More “out-of-the-box” approaches are being called for in the treatment of glioblastoma, because long-term survival remains unchanged and grim despite recent concentrated efforts to improve outcomes for these patients, a retrospective analysis shows.
“I expected the 5-year survival [outcomes] to be poor because the median survival for these patients is only about 1 year,” senior author Daniel Trifiletti, MD, Mayo Clinic, Jacksonville, Florida, told Medscape Medical News.
“But what is remarkable to me is not so much that the 5-year survival is so poor but that there hasn’t been any improvement in it,” he said.
“So we need to imagine more novel, more radical, more ‘out-of-the-box’ approaches to treat this tumor if we are going to achieve anything other than incremental, short-term benefits,” he added.
Only patients diagnosed between January 2004 and December 2009 were included in the analysis in order to reflect current clinical practice in the treatment of glioblastoma.
Of 48,652 patients who had received a pathologic diagnosis of glioblastoma during the study interval, only 4.6% survived to 5 years.
For the overall cohort, median survival was 8.1 months, although median survival rates varied greatly, depending on whether patients survived 5 years or not, the investigators note.

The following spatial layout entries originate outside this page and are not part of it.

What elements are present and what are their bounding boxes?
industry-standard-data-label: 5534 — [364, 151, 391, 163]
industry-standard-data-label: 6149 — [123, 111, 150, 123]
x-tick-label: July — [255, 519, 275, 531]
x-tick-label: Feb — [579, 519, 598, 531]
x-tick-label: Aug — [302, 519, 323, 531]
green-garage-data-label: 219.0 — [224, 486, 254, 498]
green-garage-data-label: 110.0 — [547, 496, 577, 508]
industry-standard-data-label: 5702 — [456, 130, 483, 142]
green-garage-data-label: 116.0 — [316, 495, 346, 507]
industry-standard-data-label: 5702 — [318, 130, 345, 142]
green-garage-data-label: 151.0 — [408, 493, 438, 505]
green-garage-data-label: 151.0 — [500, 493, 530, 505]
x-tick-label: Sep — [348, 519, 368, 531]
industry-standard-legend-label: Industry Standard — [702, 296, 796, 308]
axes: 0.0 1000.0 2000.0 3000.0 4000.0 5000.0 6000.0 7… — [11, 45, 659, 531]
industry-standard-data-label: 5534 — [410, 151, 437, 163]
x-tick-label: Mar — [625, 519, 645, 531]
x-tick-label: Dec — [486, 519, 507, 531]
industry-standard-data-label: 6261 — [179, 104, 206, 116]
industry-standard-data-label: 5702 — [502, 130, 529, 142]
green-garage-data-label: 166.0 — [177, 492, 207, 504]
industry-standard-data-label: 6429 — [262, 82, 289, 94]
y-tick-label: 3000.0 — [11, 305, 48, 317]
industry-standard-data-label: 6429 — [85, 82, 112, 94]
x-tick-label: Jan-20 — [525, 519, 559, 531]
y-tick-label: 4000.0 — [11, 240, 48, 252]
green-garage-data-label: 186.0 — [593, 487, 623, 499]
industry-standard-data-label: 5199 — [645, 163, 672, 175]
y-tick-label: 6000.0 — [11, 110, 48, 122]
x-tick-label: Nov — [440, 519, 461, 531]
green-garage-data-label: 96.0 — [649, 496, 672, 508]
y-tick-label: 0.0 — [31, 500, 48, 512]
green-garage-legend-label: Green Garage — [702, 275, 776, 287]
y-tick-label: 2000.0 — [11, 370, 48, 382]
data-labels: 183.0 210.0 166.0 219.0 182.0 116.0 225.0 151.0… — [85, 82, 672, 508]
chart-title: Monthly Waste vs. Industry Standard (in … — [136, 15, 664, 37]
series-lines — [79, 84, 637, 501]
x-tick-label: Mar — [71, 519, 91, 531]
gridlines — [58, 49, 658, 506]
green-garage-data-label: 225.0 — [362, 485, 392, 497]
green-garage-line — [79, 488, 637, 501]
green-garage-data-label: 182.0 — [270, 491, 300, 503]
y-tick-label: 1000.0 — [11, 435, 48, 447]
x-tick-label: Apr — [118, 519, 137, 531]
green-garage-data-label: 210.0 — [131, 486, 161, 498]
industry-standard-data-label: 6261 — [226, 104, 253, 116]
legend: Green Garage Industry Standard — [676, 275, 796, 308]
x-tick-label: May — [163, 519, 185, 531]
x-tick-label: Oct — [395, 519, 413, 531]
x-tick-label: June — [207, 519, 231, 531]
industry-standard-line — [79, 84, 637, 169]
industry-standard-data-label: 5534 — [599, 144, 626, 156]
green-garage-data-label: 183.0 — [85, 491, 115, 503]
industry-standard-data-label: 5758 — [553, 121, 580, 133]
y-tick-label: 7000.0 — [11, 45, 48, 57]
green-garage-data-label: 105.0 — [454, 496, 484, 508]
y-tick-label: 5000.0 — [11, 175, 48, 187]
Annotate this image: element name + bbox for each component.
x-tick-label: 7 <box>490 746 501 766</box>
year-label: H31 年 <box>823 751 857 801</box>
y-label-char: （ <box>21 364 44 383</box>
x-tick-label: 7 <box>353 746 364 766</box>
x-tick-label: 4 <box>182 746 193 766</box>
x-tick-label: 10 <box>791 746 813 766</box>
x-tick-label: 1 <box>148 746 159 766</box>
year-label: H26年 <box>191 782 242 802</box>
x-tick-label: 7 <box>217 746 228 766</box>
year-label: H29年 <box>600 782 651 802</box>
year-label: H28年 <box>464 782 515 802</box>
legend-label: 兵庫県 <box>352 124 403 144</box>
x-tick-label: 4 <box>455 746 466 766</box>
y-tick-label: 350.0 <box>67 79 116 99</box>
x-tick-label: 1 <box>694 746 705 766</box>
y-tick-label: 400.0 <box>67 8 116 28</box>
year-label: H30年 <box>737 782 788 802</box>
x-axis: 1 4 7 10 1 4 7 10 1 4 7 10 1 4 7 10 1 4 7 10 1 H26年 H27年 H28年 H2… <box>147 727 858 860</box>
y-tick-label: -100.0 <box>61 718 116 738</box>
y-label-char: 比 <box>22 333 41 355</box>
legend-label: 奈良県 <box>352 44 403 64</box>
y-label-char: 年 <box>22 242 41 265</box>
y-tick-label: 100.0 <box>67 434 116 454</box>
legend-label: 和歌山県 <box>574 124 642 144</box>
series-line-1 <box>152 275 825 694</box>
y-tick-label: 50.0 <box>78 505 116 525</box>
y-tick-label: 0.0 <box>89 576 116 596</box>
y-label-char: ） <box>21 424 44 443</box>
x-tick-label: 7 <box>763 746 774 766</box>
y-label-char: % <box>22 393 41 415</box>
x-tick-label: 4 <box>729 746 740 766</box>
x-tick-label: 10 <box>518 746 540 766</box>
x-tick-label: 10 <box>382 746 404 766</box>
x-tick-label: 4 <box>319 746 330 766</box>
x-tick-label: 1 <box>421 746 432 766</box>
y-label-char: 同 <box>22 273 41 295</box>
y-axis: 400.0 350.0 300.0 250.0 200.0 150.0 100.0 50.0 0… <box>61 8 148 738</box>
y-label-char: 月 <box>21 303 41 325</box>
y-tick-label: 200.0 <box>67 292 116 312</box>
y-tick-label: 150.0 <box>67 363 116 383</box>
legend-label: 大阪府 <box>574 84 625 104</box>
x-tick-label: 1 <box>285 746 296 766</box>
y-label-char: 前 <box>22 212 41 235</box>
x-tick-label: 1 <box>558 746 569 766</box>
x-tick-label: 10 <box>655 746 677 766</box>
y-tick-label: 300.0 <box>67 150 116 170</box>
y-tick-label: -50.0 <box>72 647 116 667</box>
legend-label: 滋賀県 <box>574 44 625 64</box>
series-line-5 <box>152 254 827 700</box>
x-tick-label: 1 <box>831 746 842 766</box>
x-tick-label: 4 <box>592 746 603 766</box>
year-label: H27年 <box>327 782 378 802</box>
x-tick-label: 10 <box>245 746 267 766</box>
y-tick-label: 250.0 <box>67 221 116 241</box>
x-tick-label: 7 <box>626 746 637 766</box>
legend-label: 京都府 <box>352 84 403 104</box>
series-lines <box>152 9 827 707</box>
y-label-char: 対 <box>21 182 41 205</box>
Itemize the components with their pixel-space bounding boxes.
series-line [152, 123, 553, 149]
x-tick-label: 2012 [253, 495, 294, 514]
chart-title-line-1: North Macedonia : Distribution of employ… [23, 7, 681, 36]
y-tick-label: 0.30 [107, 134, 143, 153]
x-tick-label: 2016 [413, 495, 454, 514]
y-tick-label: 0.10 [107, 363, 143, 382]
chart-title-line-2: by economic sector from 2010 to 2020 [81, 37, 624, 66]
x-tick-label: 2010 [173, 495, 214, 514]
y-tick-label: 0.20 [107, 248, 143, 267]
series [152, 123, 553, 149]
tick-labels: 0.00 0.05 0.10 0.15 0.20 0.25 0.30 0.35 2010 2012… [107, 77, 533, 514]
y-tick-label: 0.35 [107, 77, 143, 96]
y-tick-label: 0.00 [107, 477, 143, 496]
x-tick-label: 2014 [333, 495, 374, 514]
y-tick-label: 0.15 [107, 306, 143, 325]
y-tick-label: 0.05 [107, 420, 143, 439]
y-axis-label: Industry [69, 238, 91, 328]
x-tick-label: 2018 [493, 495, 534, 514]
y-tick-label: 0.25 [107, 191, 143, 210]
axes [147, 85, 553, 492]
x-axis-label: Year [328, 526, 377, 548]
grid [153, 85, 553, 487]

Twelve months after being diagnosed, 38% of patients were still alive, as were 16% at 24 months, 9% at 36 months, and 6% at 48 months, the researchers add.
These survival rates are probably lower than median survival rates reported from clinical trials, Trifiletti commented. Only patients with a better performance status are enrolled in clinical trials, whereas patients with poorer performance status are rarely selected.
Among patients who survived to 5 years, the median age at diagnosis was 52 years, which is younger than the median age of 64 years among those who did not survive to 5 years, the investigators write.
For those who survived to 5 years, median survival was 88 months, vs a median of 7 months among patients who did not live to 5 years, the investigators add.
Longer-term survivors had a number of favorable characteristics; 85% of these patients had a Charlson/Deyo score of 0, “signifying no recorded comorbid medical condition,” the researchers observe.
The use of radiotherapy was more frequent among the 5-year survivors, at 82%, compared to 68% for those who did not survive 5 years.
On multivariable analysis, patients who received radiotherapy were 64% more likely to survive to 5 years than patients who did not (odds ratio [OR], 1.64; P < .001).
Similarly, patients in the highest median income quartile were 52% more likely to survive to 5 years compared to those in the lowest median income quartile (OR, 1.52; P < .001).
Other favorable prognostic features associated with an increased likelihood of achieving longer-term survivorship include the following:
Nonwhite race: 50% more likely to live 5 years vs white patients (OR, 1.50; P = .04)
Female sex: 40% more likely to live 5 years vs male sex (OR, 1.40; P < .001)
Residing farther than 100 miles from the treatment center: 27% more likely to live 5 years compared with residing less distance from the treatment center (OR, 1.27; P = .04)
Left-sided tumors: 16% more likely to live 5 years compared to having tumors located elsewhere (OR, 1.16; P = .02)
Age at diagnosis negatively affected survival odds, with each 1-year increase in age decreasing 5-year survival odds by 5% (OR, 0.95; P < . 001).
Patients whose tumors were located in the brainstem were 60% less likely to survive 5 years than patients whose tumors were located elsewhere (OR, 0.40; P < .001).
However, in contrast to other reports, tumor size did not significantly alter the likelihood of patients achieving long-term survivorship, the investigators note.
“So we need to find new pathways of inhibition, new types of surgery, new types of radiation. We need to change the way we think about the typical management of this disease, which to me would have more of an impact on long-term survival than any change in radiation dose of chemotherapy,” he added.
The investigators recommend that patients with glioblastoma be offered a chance to participate in any available clinical trial. They hope that the new approaches to the treatment of cancer overall — which include immunotherapy, checkpoint inhibitors, and chimeric antigen–receptor (CAR) T-cell and stem-cell therapies — may lead to a breakthrough in the treatment of this deadly malignancy.
Trifiletti has received research grants from NovoCure. One coauthor serves on the data and safety monitoring board of Novella. The other authors have disclosed no relevant financial relationships.